Opinions of Thursday, 4 March 2021
Columnist: Richard Osei Boateng
In the past few weeks, the struggle for legal recognition of the LGBTQI+ has resurfaced in the Ghanaian public discourse. This follows the commissioning and subsequent opening of an official LGBTQI+ office in Ghana.
To start with, LGBTQI+ advocates, fanatics and members are human beings and thus have human rights as every normal human being but not necessarily the rights to practice their acts. To say that they have human rights does not mean that they have rights to be LGBTQI+.
I have listened to revered scholars and professors make the point that the hue, cry and hoots from the Ghanaian religious and general public, directed at the LGBTQI fanatics, represents a case of the majority tyrannizing the minority.
I beg to depart from the above assertion and to state that, the voice of the majority has always been seen as the ‘voice of God’. Every decision in most aspects of our national life, has always been influenced and determined by the majority. Even the well touted ‘democracy’ is always affirmed by the decision of the majority but not those of the minority few.
Secondly, many people have called for a bold and public declaration from Ghana’s president relative to his stance on the LGBTQI issue; which he has somehow done. My view is that a declaration will always be a mere declaration.
I believe it is time for Ghanaians to demand something better and lasting from our political leaders but not the usual rhetoric. A bold governmental decision is the way forward to boldly tackling this abnormal condition among a portion of our populace.

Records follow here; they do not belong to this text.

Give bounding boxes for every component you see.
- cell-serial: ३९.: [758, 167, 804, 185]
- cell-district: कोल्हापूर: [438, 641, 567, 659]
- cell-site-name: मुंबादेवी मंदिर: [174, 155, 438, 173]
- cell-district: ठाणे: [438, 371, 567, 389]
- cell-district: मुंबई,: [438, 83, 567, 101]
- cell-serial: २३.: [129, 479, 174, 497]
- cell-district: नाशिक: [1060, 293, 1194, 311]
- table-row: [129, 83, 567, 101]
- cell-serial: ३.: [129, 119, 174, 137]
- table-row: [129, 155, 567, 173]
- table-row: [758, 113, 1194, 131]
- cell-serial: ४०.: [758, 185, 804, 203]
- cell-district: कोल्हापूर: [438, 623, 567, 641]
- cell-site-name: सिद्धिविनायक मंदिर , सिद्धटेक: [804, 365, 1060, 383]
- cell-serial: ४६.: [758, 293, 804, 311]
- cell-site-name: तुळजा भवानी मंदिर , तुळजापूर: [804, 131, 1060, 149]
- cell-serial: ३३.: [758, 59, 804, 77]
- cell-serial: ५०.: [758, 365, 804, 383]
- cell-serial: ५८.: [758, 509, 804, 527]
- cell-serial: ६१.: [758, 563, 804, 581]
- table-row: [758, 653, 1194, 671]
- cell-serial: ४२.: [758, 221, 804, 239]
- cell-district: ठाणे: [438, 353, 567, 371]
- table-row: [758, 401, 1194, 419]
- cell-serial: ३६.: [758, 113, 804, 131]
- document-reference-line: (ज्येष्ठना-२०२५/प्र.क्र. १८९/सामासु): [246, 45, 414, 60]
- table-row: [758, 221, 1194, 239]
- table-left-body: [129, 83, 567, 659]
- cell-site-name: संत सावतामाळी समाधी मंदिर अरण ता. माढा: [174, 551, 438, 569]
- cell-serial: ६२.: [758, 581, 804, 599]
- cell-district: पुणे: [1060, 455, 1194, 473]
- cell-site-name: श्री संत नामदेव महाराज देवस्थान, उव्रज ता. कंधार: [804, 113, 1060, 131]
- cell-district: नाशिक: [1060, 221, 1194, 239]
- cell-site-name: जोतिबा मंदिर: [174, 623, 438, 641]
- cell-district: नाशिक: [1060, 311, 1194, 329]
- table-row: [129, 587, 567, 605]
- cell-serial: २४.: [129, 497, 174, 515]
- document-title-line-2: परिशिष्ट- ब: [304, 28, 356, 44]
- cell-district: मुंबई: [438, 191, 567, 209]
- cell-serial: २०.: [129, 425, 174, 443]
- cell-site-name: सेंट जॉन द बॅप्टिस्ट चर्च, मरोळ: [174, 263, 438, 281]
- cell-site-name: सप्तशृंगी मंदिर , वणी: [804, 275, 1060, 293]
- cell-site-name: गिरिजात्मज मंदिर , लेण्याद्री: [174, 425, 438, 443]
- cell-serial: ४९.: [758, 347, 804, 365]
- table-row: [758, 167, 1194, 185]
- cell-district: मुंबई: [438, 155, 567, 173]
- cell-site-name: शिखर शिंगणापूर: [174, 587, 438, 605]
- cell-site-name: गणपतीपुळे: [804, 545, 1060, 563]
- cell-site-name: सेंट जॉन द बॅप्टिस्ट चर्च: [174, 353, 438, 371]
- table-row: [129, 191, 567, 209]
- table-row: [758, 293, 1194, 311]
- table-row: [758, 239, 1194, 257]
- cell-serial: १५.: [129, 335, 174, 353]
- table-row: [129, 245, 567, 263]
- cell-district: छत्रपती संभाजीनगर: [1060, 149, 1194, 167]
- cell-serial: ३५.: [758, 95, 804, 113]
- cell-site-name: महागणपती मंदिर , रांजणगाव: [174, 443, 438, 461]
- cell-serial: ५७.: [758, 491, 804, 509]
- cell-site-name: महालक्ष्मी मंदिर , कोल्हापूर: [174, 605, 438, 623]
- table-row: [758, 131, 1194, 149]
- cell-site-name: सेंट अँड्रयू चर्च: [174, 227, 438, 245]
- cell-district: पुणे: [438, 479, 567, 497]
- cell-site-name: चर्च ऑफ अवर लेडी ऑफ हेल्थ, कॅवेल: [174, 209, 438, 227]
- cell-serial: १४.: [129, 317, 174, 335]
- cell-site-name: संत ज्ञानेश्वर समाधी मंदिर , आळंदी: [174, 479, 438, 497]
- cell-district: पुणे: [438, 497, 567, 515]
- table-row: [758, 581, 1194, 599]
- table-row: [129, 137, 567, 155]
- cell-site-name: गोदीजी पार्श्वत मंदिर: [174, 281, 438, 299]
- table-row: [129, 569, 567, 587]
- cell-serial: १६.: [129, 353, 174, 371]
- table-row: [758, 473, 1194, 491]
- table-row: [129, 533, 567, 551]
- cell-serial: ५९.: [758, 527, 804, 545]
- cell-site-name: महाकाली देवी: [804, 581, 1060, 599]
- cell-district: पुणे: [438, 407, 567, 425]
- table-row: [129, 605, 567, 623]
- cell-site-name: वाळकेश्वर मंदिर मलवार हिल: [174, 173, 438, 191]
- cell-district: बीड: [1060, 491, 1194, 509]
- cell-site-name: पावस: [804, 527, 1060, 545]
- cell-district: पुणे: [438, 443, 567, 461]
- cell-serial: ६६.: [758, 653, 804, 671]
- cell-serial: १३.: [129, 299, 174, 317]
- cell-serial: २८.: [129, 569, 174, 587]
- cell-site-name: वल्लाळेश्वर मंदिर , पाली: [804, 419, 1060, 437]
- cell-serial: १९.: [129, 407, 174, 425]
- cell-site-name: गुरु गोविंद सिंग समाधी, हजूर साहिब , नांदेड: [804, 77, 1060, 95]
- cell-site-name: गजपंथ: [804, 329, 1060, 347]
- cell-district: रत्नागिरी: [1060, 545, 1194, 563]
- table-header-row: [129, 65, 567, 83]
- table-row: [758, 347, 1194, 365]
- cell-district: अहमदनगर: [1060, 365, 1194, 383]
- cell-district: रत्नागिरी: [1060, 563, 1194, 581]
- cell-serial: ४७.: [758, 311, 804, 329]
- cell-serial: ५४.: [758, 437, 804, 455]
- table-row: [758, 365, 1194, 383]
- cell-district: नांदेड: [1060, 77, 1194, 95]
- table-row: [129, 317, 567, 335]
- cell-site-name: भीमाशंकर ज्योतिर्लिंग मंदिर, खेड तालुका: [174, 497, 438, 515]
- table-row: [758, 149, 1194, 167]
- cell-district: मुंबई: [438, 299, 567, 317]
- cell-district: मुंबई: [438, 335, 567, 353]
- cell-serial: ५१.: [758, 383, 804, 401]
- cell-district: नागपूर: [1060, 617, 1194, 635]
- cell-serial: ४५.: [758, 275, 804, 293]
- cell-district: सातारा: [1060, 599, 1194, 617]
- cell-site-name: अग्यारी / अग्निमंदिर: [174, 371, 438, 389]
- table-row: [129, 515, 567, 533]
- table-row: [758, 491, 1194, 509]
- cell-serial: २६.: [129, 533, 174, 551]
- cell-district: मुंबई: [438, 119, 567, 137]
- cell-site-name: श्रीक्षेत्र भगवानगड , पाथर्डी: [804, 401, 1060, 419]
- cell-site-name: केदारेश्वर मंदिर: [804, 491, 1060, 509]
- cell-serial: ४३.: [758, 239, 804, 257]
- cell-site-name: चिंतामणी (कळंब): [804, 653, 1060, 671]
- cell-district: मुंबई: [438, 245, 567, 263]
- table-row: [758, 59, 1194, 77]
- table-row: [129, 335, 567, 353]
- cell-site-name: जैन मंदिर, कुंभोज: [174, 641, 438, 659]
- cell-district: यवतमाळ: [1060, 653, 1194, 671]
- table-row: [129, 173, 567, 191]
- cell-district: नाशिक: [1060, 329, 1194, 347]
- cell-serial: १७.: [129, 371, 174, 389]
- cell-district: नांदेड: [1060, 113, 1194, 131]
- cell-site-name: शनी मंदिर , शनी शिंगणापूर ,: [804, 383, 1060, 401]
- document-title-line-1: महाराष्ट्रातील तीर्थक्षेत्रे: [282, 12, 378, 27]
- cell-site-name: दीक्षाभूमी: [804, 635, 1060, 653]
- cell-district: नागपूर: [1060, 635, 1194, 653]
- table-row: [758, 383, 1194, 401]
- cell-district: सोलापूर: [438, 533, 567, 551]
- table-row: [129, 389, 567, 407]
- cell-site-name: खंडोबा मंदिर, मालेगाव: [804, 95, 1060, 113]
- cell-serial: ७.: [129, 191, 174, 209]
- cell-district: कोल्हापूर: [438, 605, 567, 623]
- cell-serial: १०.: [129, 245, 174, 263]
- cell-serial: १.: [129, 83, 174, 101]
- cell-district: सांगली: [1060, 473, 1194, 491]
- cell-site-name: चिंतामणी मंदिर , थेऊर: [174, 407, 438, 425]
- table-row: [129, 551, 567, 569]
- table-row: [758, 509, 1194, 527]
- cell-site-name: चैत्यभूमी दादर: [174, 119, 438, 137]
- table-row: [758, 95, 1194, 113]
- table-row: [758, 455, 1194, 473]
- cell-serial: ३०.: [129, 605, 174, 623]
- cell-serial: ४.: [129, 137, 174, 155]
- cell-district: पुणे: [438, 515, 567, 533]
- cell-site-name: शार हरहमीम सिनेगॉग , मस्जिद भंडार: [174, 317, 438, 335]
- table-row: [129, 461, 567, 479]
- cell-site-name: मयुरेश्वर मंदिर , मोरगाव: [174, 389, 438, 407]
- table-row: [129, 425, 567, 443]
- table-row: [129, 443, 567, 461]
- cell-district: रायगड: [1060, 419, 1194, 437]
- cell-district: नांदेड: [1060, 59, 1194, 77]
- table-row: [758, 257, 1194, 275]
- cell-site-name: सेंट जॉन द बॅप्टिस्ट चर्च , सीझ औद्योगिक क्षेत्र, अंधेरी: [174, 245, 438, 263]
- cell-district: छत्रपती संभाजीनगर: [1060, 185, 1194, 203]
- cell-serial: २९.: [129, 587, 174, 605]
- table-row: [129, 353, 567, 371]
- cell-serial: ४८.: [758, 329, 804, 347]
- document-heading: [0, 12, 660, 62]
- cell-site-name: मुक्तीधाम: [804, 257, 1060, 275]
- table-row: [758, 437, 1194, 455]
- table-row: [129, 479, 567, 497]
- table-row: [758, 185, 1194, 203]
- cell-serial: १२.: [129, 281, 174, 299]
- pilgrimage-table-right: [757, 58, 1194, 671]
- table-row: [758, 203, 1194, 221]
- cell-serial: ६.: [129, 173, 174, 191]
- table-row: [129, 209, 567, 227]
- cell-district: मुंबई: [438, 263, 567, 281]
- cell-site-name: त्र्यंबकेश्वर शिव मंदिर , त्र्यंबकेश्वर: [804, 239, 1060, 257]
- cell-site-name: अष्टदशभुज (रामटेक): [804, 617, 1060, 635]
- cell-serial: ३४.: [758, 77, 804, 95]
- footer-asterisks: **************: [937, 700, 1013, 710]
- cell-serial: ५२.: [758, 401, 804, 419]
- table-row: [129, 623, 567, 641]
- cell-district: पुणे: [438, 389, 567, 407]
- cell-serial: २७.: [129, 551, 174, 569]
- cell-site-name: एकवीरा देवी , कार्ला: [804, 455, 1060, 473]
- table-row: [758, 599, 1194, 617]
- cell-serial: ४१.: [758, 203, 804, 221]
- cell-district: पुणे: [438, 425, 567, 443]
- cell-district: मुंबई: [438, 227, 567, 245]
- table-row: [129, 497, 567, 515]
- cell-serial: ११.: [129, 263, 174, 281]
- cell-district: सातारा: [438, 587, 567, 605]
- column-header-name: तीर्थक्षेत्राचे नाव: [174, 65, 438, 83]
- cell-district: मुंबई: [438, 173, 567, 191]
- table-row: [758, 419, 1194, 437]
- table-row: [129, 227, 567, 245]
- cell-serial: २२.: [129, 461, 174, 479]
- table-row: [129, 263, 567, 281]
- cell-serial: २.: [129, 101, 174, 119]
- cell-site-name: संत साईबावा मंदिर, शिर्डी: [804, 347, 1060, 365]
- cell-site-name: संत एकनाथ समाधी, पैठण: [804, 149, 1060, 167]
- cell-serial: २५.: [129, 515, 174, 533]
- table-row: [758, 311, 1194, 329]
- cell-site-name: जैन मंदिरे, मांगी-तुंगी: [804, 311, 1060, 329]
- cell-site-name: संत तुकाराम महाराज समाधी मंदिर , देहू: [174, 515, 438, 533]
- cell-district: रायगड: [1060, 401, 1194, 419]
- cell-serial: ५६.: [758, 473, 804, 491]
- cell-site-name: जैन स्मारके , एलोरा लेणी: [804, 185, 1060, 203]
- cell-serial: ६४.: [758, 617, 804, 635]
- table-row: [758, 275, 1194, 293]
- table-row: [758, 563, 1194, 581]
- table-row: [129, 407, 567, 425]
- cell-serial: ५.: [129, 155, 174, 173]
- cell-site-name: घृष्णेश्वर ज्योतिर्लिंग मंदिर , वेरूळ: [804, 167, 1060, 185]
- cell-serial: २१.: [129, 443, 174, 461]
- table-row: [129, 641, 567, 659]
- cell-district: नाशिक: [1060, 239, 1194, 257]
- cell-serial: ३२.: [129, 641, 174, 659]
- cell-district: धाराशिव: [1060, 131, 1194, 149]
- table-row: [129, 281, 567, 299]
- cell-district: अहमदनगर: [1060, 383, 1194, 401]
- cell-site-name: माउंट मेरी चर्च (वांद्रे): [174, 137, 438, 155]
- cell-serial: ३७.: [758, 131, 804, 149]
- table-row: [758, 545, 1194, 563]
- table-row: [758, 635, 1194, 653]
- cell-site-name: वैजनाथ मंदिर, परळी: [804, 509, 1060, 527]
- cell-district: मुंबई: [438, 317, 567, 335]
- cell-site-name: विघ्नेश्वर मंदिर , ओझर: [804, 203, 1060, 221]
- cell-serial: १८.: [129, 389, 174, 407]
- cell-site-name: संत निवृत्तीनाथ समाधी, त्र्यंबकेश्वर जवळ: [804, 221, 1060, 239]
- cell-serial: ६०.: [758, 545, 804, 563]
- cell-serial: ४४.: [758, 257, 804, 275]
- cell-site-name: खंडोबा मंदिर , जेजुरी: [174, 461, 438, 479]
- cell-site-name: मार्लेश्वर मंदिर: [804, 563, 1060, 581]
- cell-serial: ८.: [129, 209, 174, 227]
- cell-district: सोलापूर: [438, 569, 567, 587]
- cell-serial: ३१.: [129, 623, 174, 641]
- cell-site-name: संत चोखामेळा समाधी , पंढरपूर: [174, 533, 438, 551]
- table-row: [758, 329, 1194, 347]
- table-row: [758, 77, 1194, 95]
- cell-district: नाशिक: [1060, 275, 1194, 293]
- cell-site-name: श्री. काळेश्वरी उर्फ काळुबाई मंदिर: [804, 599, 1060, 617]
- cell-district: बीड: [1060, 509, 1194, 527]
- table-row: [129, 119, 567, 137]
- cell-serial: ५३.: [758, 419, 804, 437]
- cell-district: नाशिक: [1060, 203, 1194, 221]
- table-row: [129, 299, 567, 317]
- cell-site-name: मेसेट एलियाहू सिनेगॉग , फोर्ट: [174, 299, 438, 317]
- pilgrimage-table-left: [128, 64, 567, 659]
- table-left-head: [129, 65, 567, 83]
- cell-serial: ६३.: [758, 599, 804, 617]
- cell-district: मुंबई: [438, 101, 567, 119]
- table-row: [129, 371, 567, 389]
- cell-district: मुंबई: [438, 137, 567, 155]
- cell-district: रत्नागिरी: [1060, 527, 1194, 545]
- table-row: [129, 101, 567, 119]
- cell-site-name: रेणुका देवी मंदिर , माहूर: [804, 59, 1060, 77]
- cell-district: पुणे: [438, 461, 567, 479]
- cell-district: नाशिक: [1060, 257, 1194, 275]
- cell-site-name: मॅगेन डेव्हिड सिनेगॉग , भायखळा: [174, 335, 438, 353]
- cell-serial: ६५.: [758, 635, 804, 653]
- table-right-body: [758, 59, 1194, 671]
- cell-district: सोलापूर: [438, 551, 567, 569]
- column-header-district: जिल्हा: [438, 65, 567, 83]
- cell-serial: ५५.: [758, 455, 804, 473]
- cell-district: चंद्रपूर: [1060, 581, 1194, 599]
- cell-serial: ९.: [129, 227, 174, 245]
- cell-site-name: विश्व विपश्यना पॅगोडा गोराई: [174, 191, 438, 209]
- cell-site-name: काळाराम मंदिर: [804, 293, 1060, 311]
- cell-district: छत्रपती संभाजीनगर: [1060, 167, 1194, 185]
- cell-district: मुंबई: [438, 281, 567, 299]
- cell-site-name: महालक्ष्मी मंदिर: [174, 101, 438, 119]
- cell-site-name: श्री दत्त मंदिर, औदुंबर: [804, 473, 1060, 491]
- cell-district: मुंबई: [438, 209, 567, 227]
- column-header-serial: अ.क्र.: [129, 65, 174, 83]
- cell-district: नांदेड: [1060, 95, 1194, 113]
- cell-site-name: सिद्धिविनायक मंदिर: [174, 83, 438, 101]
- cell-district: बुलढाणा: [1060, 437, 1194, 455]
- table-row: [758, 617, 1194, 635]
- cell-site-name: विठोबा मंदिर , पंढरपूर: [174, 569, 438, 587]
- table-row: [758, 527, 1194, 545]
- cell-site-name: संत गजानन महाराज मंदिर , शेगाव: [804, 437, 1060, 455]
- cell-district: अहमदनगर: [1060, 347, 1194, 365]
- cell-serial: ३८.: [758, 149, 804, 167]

Many Ghanaians; laymen and even lawyers have sought to hide behind section 104(unnatural carnal knowledge) of the Criminal code of Ghana 1960, to make a point on the illegality of the LGBTQI practice in Ghana. How can we base on a law, which has a deep lacuna to criminalize an act which we claim to abhor in our jurisdiction?
The constitutional review commission set up in 2010, also stated clearly in its report that the law on unnatural carnal knowledge is one-sided and needed an amendment.
The way forward is to put pressure on our political leaders to expand the scope of section 104 to include all aspects of LGBTIQ+ activities in order to clear the lacuna and remove all forms of ambiguity relative to the application of the law.
This is the only way to put an eternal silence on the recurrent agitations and advocacy for the legalization of LGBTQI activities in Ghana. I know it may cost us foreign aid, assistance and financial support but this is the right time to make our political leaders back their political talks with actions, relative to the LGBTQI issue.
As a Christian, I do not and will never support the LGBTQI activity in Ghana or anywhere in the world. However, I believe the act of suspecting persons just by their physical looks, classifying them as LGBTQI members and discriminating or lynching them will be barbaric and totally out of place.
I strongly believe that the LGBTQI members really need something more than beatings or arrests. Christianity and Islam especially have a great role to play in using God’s word to recode the minds of such people in order to correct such abnormalities.
LGBTQI is an abnormality and absurdity. Nobody can claim to have been born to be LGBTQI. Let us therefore play our roles as citizens, religious groups, political leaders to correct such abnormality and disorderliness and allow God to take his judgment seat and place.